Soudain, presque malgré lui, Barron comprit que Howards venait de mettre entre ses mains une arme qui aurait pu faire ressembler tout le début de l’émission à un échange de mondanités. Merde, se dit-il, Bennie a intérêt à garder indéfiniment tous ces macchabées congelés dans l’état où ils sont ! Le jour où il réussira à les ramener à la vie, il perdra les cinquante milliards de la société de gestion ! Assène-lui ce coup-là, Jack, baby, et il est fini. Mais mollo ! n’oublie pas que tu es censé le sortir de ce trou, et pas l’enfoncer davantage !

— Ainsi, tout tourne autour de ces fameuses recherches, dit-il, s’éloignant à regret de la jugulaire. Quatre milliards de dollars, c’est quand même un fameux budget, et qui doit receler… pas mal de choses intéressantes. Si vous nous expliquiez en quoi consistent ces recherches où s’engouffre tout cet argent ?

Howards lui jeta un mauvais regard.

Qu’est-ce que tu crois, Bennie, songea Barron. Il faut bien que je fasse semblant de mériter mon nom de Jack Barron le donneur de coups de pied au cul ?

— Tout d’abord, il faut que vous compreniez bien que tous ces gens qui sont dans nos Hibernateurs sont morts. Aussi morts que dans un cimetière. La technique cryogénique ne fait que les préserver de la putréfaction – ce sont de véritables cadavres. Les ranimer pose d’énormes problèmes. Je ne suis pas un savant et vous non plus, Barron, mais vous imaginez les travaux et recherches que cela nécessite pour nous – et le coût d’un tel programme. Il faut aussi découvrir de nouveaux traitements pour soigner ce dont ils sont morts – la plupart du temps, la vieillesse. Et c’est là le plus difficile : découvrir un remède contre la vieillesse. Supposez un peu que nous ranimions un vieillard de quatre-vingt-dix ans : il est condamné à mourir presque aussitôt après. Alors, vous voyez à quoi nous nous heurtons. C’est une entreprise qui durera des dizaines d’années, des siècles peut-être. Et elle coûtera des milliards par an. Quelqu’un dans ma position se doit de considérer les choses à longue, très longue échéance… (Et pendant un moment, le regard d’Howards sembla perdu dans quelque inimaginable avenir.)

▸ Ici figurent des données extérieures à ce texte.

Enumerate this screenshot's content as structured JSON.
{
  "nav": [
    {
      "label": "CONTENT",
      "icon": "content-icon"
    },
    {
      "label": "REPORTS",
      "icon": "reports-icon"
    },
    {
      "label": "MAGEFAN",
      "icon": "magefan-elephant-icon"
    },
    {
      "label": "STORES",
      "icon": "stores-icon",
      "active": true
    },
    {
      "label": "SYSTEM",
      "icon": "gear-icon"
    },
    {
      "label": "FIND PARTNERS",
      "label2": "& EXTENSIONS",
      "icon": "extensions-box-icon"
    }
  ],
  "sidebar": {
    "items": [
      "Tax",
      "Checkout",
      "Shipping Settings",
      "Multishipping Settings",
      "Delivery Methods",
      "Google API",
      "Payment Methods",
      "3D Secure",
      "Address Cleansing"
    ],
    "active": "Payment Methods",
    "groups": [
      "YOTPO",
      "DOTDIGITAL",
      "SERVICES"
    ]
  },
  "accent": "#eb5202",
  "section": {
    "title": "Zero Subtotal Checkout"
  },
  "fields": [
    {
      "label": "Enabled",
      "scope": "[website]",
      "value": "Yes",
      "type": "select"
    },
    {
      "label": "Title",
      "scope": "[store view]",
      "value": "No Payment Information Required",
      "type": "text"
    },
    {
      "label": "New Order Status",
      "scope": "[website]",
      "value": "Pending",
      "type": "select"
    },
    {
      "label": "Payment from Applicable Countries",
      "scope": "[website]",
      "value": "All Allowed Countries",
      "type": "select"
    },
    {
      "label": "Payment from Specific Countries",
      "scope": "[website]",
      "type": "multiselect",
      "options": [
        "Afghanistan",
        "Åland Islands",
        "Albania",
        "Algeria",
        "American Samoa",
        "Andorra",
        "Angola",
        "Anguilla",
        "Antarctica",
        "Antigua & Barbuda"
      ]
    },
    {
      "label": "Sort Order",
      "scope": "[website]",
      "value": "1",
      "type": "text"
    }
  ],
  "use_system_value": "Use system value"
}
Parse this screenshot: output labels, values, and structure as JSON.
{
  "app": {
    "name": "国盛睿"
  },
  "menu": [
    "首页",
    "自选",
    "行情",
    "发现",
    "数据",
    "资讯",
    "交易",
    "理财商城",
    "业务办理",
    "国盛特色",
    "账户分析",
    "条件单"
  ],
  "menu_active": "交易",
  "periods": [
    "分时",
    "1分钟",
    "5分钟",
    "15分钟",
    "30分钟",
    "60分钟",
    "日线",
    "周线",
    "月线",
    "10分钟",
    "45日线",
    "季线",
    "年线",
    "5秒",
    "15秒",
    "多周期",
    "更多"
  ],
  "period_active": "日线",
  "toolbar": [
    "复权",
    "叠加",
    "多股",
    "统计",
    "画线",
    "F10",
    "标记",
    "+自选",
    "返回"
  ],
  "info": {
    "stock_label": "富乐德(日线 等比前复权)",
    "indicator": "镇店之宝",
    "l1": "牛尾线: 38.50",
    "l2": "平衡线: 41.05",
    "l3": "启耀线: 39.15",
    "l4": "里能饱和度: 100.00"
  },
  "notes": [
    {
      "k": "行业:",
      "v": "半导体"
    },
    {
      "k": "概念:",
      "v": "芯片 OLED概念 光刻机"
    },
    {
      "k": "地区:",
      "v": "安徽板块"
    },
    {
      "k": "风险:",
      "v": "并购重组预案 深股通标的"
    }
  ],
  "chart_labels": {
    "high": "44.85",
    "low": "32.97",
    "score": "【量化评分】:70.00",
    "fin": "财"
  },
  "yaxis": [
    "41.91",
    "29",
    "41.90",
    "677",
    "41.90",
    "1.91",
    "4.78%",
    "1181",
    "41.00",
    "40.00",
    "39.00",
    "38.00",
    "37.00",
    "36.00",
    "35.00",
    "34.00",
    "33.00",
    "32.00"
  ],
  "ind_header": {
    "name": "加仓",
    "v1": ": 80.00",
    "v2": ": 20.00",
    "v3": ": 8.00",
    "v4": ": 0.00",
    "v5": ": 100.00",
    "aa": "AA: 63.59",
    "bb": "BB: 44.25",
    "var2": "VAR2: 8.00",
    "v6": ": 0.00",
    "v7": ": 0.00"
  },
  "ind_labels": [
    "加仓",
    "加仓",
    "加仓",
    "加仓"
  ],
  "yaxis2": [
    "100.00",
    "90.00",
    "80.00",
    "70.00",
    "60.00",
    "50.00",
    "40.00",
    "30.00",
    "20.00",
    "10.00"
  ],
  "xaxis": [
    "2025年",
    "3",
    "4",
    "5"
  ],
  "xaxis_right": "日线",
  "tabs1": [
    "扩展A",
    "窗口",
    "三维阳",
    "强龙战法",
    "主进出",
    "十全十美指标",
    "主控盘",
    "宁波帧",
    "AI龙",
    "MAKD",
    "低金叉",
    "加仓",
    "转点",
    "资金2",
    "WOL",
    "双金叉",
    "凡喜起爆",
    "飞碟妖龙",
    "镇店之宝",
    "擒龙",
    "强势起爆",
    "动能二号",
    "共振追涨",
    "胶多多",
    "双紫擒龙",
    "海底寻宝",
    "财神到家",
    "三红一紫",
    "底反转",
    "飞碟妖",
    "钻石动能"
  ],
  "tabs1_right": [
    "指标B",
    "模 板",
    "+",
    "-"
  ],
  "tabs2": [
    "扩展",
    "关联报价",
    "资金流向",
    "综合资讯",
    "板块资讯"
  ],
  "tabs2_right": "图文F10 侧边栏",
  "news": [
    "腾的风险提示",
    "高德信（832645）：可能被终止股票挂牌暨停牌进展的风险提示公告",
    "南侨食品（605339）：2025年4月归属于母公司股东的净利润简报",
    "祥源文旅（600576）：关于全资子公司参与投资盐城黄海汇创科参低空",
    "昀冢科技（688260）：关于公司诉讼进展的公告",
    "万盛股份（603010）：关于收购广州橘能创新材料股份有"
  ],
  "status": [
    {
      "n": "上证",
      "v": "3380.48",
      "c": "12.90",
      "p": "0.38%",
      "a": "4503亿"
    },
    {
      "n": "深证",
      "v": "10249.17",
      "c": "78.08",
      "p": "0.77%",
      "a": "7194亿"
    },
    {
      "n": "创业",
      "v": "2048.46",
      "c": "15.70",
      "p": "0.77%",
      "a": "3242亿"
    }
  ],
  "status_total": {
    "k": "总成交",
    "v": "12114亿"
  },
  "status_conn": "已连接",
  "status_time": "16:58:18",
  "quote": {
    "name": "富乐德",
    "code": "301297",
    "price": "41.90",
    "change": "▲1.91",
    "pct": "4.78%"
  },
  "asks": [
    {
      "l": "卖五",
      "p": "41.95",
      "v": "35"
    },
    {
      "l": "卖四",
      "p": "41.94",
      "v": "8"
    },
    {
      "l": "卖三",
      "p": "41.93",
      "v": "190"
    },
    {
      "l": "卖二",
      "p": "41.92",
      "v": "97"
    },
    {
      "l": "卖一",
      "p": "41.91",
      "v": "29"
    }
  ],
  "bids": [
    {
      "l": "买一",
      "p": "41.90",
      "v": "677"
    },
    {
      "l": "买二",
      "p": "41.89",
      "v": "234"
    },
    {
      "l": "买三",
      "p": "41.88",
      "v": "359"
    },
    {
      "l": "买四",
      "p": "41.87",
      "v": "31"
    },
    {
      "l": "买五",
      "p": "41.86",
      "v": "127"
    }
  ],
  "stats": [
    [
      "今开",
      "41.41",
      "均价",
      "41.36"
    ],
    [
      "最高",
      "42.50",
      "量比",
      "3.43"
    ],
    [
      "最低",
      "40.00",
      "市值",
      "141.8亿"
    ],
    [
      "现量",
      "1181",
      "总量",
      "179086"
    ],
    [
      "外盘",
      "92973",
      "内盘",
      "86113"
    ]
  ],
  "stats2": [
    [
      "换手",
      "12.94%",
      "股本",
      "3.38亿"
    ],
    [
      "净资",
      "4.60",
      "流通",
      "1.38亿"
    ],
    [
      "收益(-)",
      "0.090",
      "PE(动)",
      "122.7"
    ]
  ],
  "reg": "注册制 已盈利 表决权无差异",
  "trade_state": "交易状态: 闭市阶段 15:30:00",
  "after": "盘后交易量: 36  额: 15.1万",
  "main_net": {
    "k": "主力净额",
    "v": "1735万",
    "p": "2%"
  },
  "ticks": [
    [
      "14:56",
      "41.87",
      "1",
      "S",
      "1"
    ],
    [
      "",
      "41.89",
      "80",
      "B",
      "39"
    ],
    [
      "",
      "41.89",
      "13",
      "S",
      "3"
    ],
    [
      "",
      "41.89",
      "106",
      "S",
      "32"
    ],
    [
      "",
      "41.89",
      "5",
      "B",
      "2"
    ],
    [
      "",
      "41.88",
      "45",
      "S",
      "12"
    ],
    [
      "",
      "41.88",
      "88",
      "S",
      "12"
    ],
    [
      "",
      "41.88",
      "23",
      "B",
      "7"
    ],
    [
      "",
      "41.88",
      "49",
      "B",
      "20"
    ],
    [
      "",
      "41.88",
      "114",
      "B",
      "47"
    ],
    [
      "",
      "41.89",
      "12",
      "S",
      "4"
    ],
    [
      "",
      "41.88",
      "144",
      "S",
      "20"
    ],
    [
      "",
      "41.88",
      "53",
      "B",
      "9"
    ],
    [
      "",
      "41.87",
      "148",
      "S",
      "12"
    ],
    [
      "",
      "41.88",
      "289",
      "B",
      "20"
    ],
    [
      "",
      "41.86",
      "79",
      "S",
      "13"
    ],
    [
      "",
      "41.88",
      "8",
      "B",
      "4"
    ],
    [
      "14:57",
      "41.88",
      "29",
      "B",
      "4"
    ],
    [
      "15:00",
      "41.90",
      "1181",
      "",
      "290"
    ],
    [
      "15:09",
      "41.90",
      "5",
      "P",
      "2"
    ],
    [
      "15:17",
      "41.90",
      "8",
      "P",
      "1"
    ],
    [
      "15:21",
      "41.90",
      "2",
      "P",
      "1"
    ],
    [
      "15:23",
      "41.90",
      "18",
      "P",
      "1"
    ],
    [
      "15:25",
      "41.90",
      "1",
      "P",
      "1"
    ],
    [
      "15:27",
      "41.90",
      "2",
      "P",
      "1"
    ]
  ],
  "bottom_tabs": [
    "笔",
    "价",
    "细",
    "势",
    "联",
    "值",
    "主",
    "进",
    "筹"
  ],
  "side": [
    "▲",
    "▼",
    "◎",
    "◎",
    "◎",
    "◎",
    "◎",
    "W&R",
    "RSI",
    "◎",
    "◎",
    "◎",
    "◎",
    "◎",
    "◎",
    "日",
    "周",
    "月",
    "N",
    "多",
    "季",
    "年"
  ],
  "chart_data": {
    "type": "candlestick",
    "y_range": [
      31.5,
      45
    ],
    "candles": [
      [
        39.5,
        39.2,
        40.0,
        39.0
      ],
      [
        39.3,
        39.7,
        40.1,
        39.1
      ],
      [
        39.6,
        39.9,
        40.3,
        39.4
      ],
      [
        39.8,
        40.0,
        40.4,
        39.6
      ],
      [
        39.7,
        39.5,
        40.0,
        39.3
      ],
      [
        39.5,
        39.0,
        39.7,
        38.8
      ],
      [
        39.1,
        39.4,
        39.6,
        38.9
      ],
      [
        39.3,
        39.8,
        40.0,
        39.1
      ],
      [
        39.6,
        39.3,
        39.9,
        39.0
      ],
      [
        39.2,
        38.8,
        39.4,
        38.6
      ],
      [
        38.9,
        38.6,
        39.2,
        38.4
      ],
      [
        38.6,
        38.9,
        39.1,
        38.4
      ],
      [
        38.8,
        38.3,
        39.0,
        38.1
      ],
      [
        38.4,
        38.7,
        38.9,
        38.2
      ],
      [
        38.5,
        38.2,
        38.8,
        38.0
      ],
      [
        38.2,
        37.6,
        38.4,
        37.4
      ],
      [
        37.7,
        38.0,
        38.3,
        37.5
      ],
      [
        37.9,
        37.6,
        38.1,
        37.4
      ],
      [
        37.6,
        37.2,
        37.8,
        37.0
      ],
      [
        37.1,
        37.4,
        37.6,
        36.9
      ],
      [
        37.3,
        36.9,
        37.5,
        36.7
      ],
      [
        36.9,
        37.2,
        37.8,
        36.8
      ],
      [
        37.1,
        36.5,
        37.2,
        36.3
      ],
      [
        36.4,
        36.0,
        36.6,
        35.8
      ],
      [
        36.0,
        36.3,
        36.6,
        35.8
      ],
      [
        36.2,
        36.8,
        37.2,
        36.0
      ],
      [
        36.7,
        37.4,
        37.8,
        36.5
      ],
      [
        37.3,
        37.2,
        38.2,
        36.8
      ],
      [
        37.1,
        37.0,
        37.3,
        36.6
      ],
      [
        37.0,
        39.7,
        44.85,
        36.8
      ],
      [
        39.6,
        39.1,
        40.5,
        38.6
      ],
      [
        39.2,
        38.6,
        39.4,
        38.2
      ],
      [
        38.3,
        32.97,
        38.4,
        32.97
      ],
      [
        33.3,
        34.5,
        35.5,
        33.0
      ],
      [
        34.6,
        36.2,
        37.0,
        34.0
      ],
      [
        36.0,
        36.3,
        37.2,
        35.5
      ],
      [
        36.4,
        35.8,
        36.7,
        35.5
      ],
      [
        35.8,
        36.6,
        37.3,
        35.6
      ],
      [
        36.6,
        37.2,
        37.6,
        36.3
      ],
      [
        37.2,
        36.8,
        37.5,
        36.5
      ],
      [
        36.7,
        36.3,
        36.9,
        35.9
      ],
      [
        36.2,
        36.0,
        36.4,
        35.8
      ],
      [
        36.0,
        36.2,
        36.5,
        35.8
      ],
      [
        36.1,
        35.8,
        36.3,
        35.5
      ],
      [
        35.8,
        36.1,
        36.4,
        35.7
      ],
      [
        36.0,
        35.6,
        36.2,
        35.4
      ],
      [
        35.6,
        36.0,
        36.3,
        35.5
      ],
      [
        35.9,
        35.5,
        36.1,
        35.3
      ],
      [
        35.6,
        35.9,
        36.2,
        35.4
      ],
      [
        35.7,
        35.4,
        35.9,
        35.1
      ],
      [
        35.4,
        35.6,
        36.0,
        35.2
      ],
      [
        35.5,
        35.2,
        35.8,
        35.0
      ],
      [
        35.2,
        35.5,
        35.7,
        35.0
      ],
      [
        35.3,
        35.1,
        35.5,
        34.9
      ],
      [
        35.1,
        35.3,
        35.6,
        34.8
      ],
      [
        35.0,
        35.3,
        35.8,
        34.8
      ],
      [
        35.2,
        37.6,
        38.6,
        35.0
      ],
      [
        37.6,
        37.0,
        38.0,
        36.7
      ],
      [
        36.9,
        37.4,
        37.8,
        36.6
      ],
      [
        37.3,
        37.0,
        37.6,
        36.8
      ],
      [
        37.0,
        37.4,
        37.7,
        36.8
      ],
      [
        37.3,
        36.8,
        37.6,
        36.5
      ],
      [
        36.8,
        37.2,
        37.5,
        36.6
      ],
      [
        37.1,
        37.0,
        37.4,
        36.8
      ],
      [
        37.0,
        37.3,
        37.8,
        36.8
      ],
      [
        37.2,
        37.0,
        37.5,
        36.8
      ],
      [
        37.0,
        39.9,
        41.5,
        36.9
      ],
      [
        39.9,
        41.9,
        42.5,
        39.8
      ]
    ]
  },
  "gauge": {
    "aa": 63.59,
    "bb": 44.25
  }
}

Une folle idée traversa l’esprit de Barron : Et si toute cette histoire d’Hibernation n’était qu’un gigantesque canular ? Un attrape-gogos destiné à récolter de l’argent pour autre chose ? Tout leur programme est fichu s’ils ne trouvent pas le moyen de stopper le vieillissement. (Au fait, que vaut réellement ce contrat gratuit ? Si ça se trouve, je me vends pour pas grand-chose…) Mais la façon dont Bennie dégoisait dans mon bureau l’autre jour sur l’immortalité, ça ce n’était pas du cinéma, il était vraiment convaincu ! Ouais, tout concorde – il ne tient pas à régler le problème de la réanimation, parce que ça lui coûterait ces fameux cinquante milliards, mais il croit dur comme fer à l’immortalité. Dix contre un que les savants de la Fondation sont sur quelque chose de plus gros que les problèmes de réanimation. Et si c’est l’immortalité qui les intéresse, combien de gogos vont encore cracher leurs cinquante mille dollars avant qu’il en sorte quelque chose ? Bennie, Baby, toi et moi, on va avoir une longue, longue conversation. Mais avant, voyons voir si on ne peut pas lancer une petite sonde. Une opération d’investigation préliminaire, comme on dit.